(For a more up-to-date version of these notes, see http://www.cs.yale.edu/homes/aspnes/classes/469/notes.pdf.)
In a data stream computation we are presented with a sequence of pairs (it,ct) where 1≤it≤n is an index and ct and count, and we want to maintain a small data structure, known as a sketch, that will allows us to approximately answer statistical queries about the vector a given by ai = ∑t, i[t]=i ct. The size of the sketch should be polylogarithmic in the size of a and the length of the stream and polynomial in the error bounds, and updating the sketch given a new data point should be cheap. The motivation is the existence of data sets that are too large to store at all (e.g., network traffic statistics), or too large to store in fast memory (e.g., very large database tables). By building a sketch we can make one pass through the data set but answer queries after the fact, with some loss of accuracy.

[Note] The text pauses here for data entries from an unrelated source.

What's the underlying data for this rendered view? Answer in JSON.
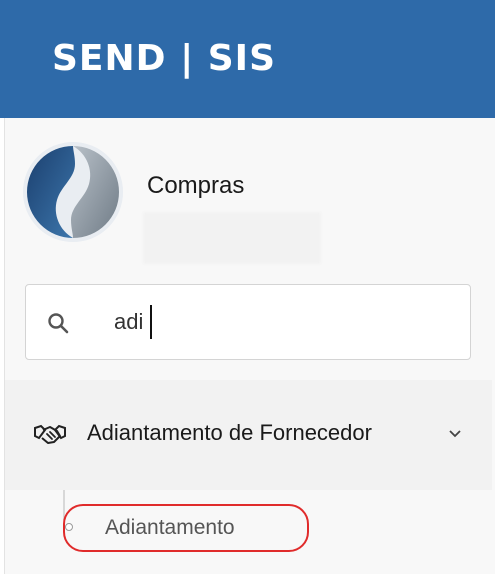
{
  "header": {
    "brand": "SEND | SIS"
  },
  "profile": {
    "name": "Compras"
  },
  "search": {
    "value": "adi",
    "icon": "search-icon"
  },
  "menu": {
    "group_label": "Adiantamento de Fornecedor",
    "group_icon": "handshake-icon",
    "chevron": "chevron-down-icon",
    "items": [
      {
        "label": "Adiantamento"
      }
    ]
  },
  "colors": {
    "header_bg": "#2e6aa9",
    "highlight": "#e02b2b"
  }
}
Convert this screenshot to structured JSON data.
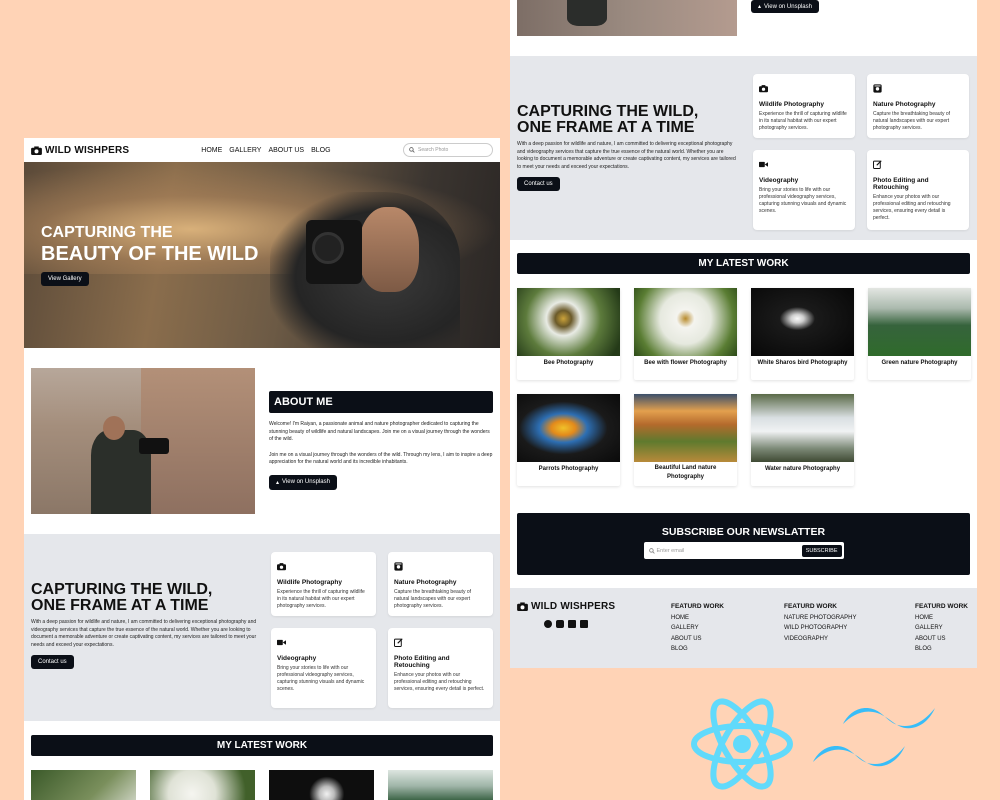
{
  "brand": "WILD WISHPERS",
  "nav": [
    "HOME",
    "GALLERY",
    "ABOUT US",
    "BLOG"
  ],
  "search": {
    "placeholder": "Search Photo"
  },
  "hero": {
    "line1": "CAPTURING THE",
    "line2": "BEAUTY OF THE WILD",
    "button": "View Gallery"
  },
  "about": {
    "title": "ABOUT ME",
    "p1": "Welcome! I'm Raiyan, a passionate animal and nature photographer dedicated to capturing the stunning beauty of wildlife and natural landscapes. Join me on a visual journey through the wonders of the wild.",
    "p2": "Join me on a visual journey through the wonders of the wild. Through my lens, I aim to inspire a deep appreciation for the natural world and its incredible inhabitants.",
    "button": "View on Unsplash"
  },
  "services": {
    "title1": "CAPTURING THE WILD,",
    "title2": "ONE FRAME AT A TIME",
    "text": "With a deep passion for wildlife and nature, I am committed to delivering exceptional photography and videography services that capture the true essence of the natural world. Whether you are looking to document a memorable adventure or create captivating content, my services are tailored to meet your needs and exceed your expectations.",
    "button": "Contact us",
    "cards": [
      {
        "title": "Wildlife Photography",
        "text": "Experience the thrill of capturing wildlife in its natural habitat with our expert photography services.",
        "icon": "camera-icon"
      },
      {
        "title": "Nature Photography",
        "text": "Capture the breathtaking beauty of natural landscapes with our expert photography services.",
        "icon": "photo-camera-icon"
      },
      {
        "title": "Videography",
        "text": "Bring your stories to life with our professional videography services, capturing stunning visuals and dynamic scenes.",
        "icon": "video-icon"
      },
      {
        "title": "Photo Editing and Retouching",
        "text": "Enhance your photos with our professional editing and retouching services, ensuring every detail is perfect.",
        "icon": "edit-icon"
      }
    ]
  },
  "latest": {
    "title": "MY LATEST WORK",
    "items": [
      {
        "caption": "Bee Photography"
      },
      {
        "caption": "Bee with flower Photography"
      },
      {
        "caption": "White Sharos bird Photography"
      },
      {
        "caption": "Green nature Photography"
      },
      {
        "caption": "Parrots Photography"
      },
      {
        "caption": "Beautiful Land nature Photography"
      },
      {
        "caption": "Water nature Photography"
      }
    ]
  },
  "newsletter": {
    "title": "SUBSCRIBE OUR NEWSLATTER",
    "placeholder": "Enter email",
    "button": "SUBSCRIBE"
  },
  "footer": {
    "col1": {
      "title": "FEATURD WORK",
      "links": [
        "HOME",
        "GALLERY",
        "ABOUT US",
        "BLOG"
      ]
    },
    "col2": {
      "title": "FEATURD WORK",
      "links": [
        "NATURE PHOTOGRAPHY",
        "WILD PHOTOGRAPHY",
        "VIDEOGRAPHY"
      ]
    },
    "col3": {
      "title": "FEATURD WORK",
      "links": [
        "HOME",
        "GALLERY",
        "ABOUT US",
        "BLOG"
      ]
    },
    "social": [
      "facebook-icon",
      "instagram-icon",
      "unsplash-icon",
      "linkedin-icon"
    ]
  },
  "colors": {
    "background": "#ffd3b6",
    "dark": "#0b0f17",
    "section_gray": "#e5e7eb",
    "react": "#61dafb",
    "tailwind": "#38bdf8"
  }
}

The count-min sketch of Cormode and Muthukrishnan (see also MitzenmacherUpfal §13.4) gives approximations of ai, ∑i=l..r ai, and a⋅b with various error bounds, and can be used for more complex tasks like finding "heavy hitters"—indices with high weight. The easiest case is approximating ai when all ct are non-negative, so we'll concentrate on that.
1. Structure
A bit like a Bloom filter made out of counters.

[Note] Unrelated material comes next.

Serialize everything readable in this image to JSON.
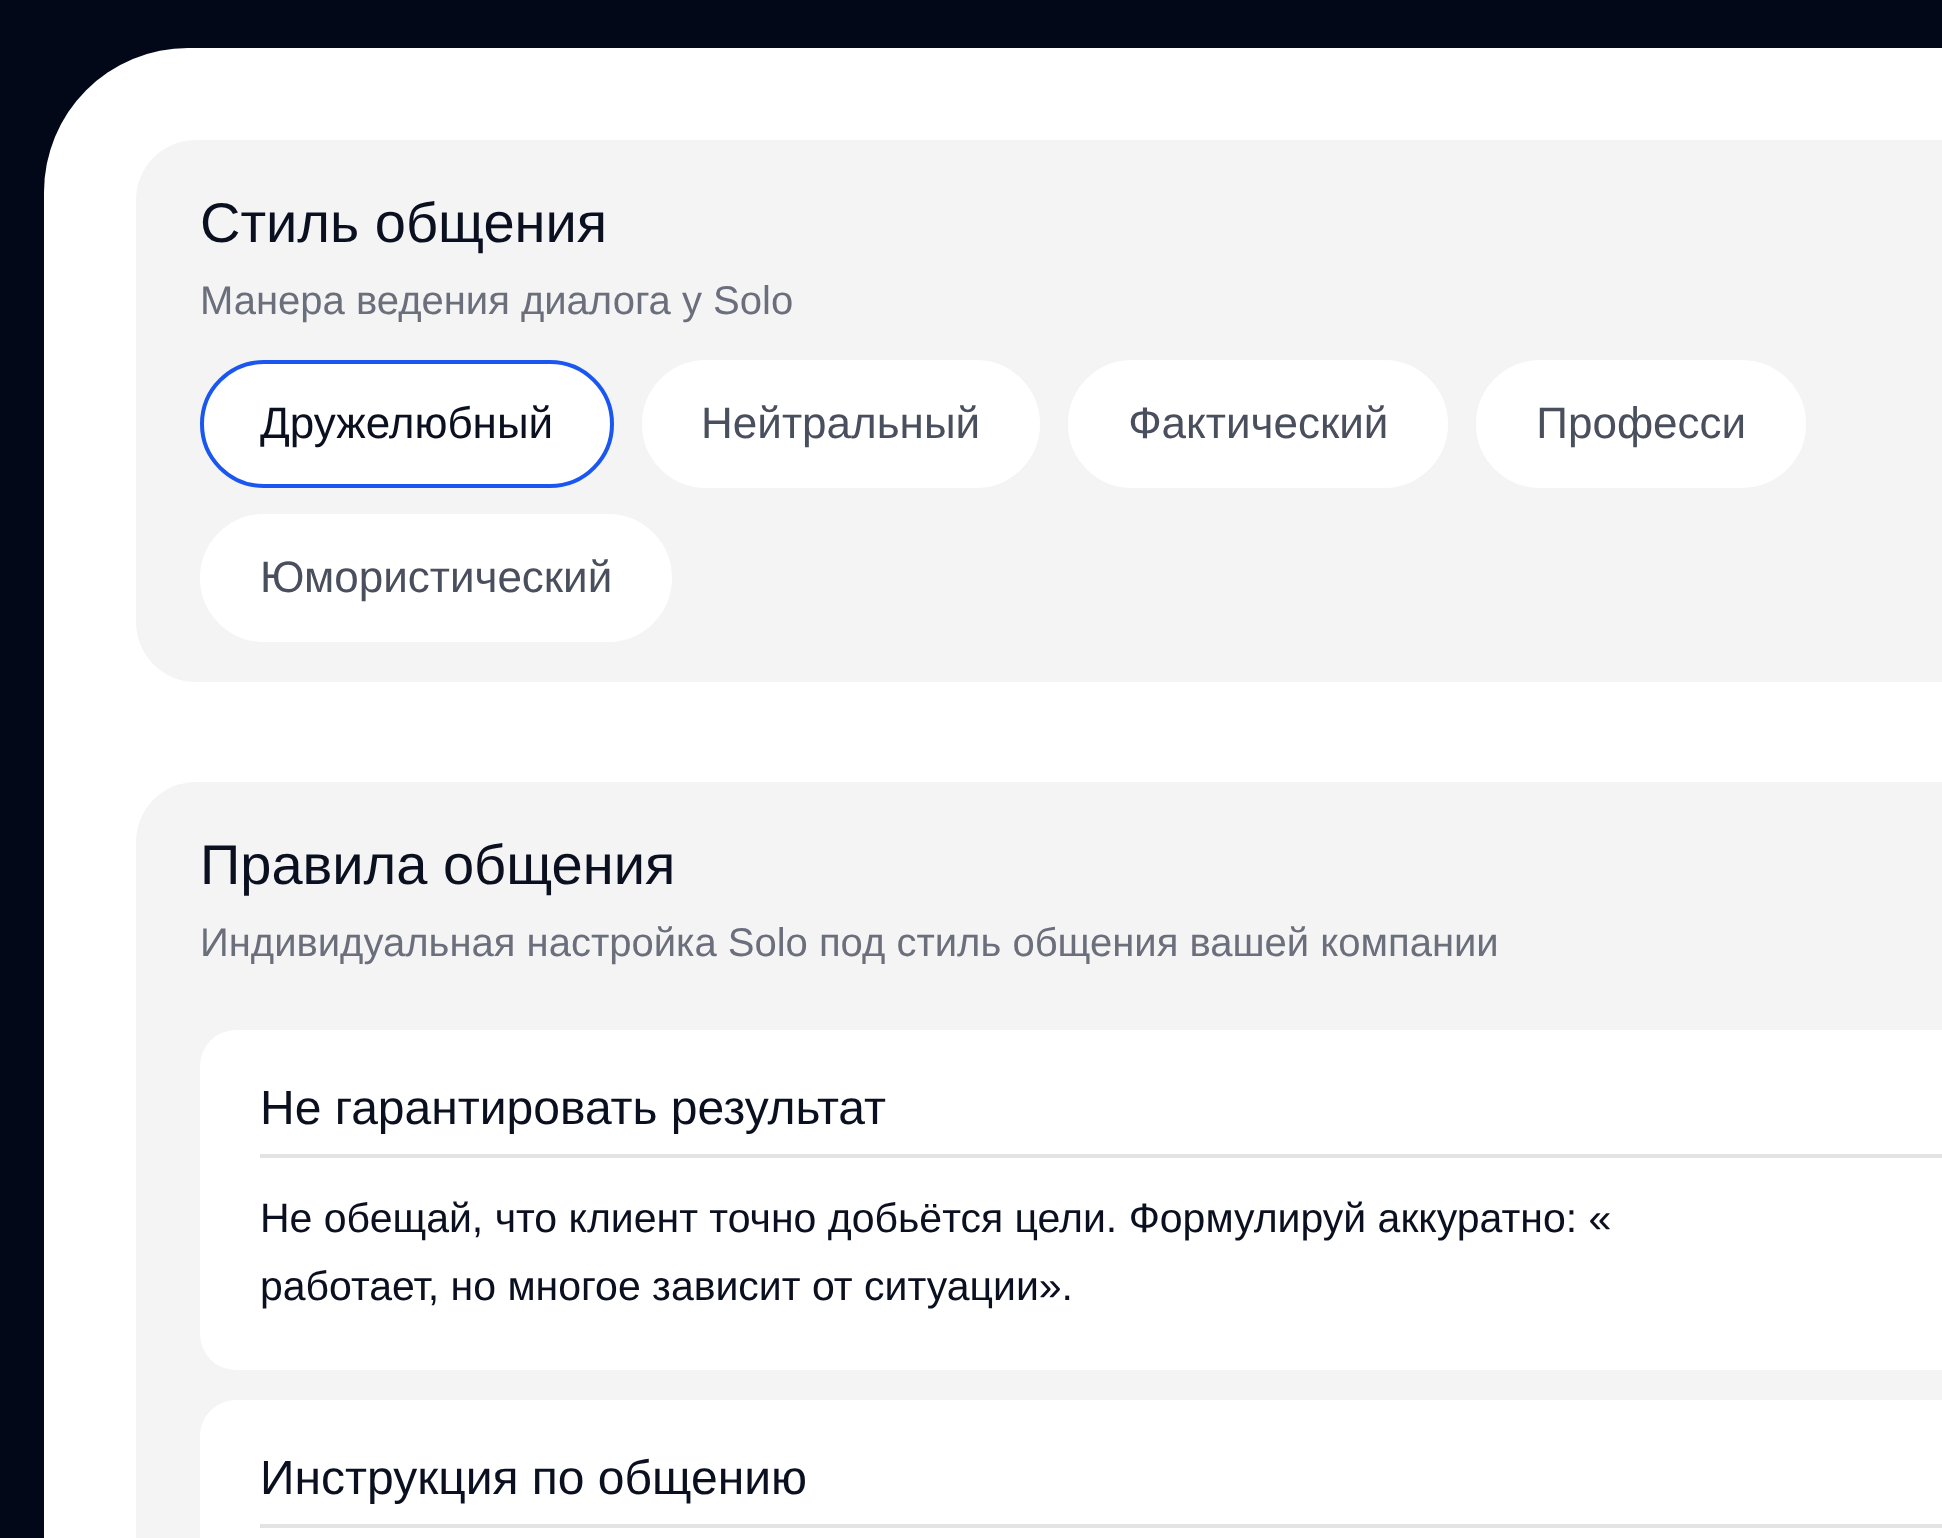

Build an array c with width w = ⌈e/ε⌉ and depth d = ⌈ln(1/δ)⌉, where ε is the error bound and δ is the probability of exceeding the error bound. Choose d independent pairwise-independent hash functions. Initialize c to all zeroes.
2. Updates
Given an update (it,ct), increment c[j,hj(it)] by ct for j=1..d.. (This is the count part of count-min.)
3. Queries
3.1. Point queries
Here we want to estimate ai for some fixed i. There are two cases, depending on whether the increments are all non-negative, or arbitrary. In both cases we will get an estimate whose error is linear in both the error parameter ε and the L1-weight ‖a‖1 of a. It follows that the relative error will be low for heavy points, but we may get a large relative error for light points (and especially large for points that don't appear in the data set at all).
3.1.1. Non-negative case
To estimate ai, compute âi = minj c[j,hj(i)]. (This is the min part.) Then ai≤âi, and with probability at least 1-δ,âi ≤ âi + ε‖a‖1.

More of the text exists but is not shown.